The latest PwC Leading Energy report shows there are two million ICPs spread across five major retailers and their subsidiaries, and several smaller companies, in New Zealand.

The ICP is a unique number given to the connection point between your site and the network company's line. It can be found on the middle right-hand side of your bill.

Genesis has the largest market share with 23% of individual ICPs on its books along with 3% from its Energy Online subsidiary.

Contact is next with 25% market share followed by Mighty River power with 21%.

PwC said that after nearly 13 years of wholesale market reforms, the retail sector had yet to find its true modus operandi.

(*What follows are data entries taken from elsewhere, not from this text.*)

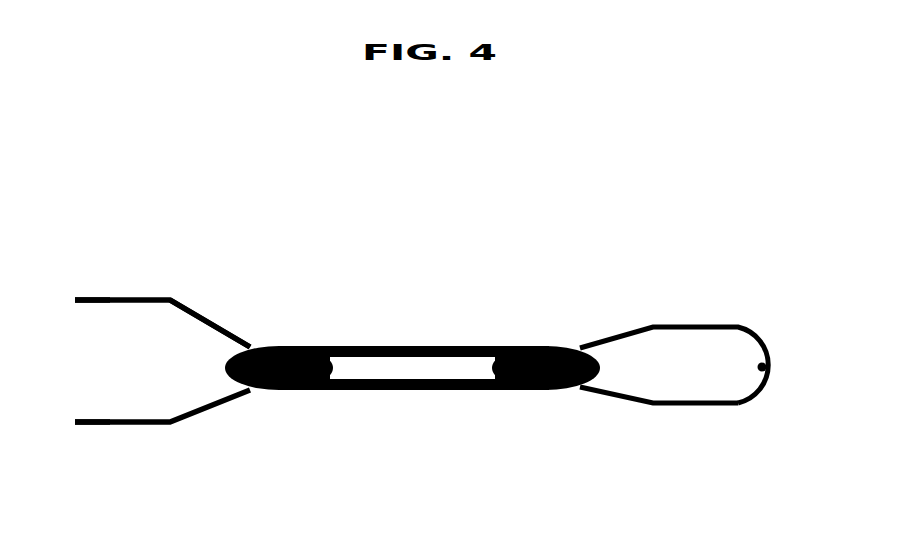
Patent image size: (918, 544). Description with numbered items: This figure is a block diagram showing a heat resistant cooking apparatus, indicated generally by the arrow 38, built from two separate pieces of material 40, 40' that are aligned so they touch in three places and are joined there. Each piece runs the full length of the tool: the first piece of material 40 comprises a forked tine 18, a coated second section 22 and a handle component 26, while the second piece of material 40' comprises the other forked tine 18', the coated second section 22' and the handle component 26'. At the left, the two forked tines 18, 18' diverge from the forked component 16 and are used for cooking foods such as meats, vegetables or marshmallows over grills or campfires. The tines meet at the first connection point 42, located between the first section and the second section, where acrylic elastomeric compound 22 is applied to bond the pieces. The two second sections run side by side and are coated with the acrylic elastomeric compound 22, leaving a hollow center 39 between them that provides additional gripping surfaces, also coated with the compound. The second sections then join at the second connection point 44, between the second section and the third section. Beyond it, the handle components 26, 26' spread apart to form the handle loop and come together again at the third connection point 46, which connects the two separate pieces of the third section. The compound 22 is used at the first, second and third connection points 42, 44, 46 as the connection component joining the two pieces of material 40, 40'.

The electrode assembly 38 is at (632, 156).
The forked tine 18 is at (162, 299).
The forked tine 18' is at (162, 447).
The separate piece of material 40 is at (71, 330).
The separate piece of material 40' is at (70, 453).
The forked component 16 is at (217, 325).
The acrylic elastomeric compound 22 is at (414, 349).
The acrylic elastomeric compound coated second section 22' is at (412, 416).
The hollow center 39 is at (475, 368).
The first connection point 42 is at (280, 345).
The second connection point 44 is at (547, 345).
The handle component 26 is at (674, 343).
The handle component 26' is at (659, 425).
The third connection point 46 is at (766, 358).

Underlying the retail electricity market was a set of characteristics typical in many other retail markets in New Zealand such as: the overall market is small in size; most retail organisations lack scale; cost to serve compared to Australian comparator companies is high; retail is heavily influenced by many wholesale market constraints; and there is a historically relatively low churn rate.

Over the past three years, the winner in the customer acquisition stakes is Mighty River Power. When its Mercury Energy customer base is combined with Bosco Connect - its wholly owned subsidiary - net ICP growth was an impressive 84,000 in 2010.

Powershop has grown to 16,500 ICPs since starting operations in early 2009. When coupled with its parent company Meridian Energy, this has been the driver of their combined growth of 24,000 ICPs. Meridian is looking to change its retail portfolio make-up and during 2010 increased its North Island customer base by 17%.

Genesis decided to reduce its dependence on uneconomic generation plants to back its large retail customer base and sought additional flexibility to supply the wholesale market. As a result, it is now looking to undertake a more selective customer acquisition campaign, particularly in the South Island.

Genesis' ICPs have dropped by some 48,000 in the past three years, offset to some extent by the growth in Energy Online's ICP numbers.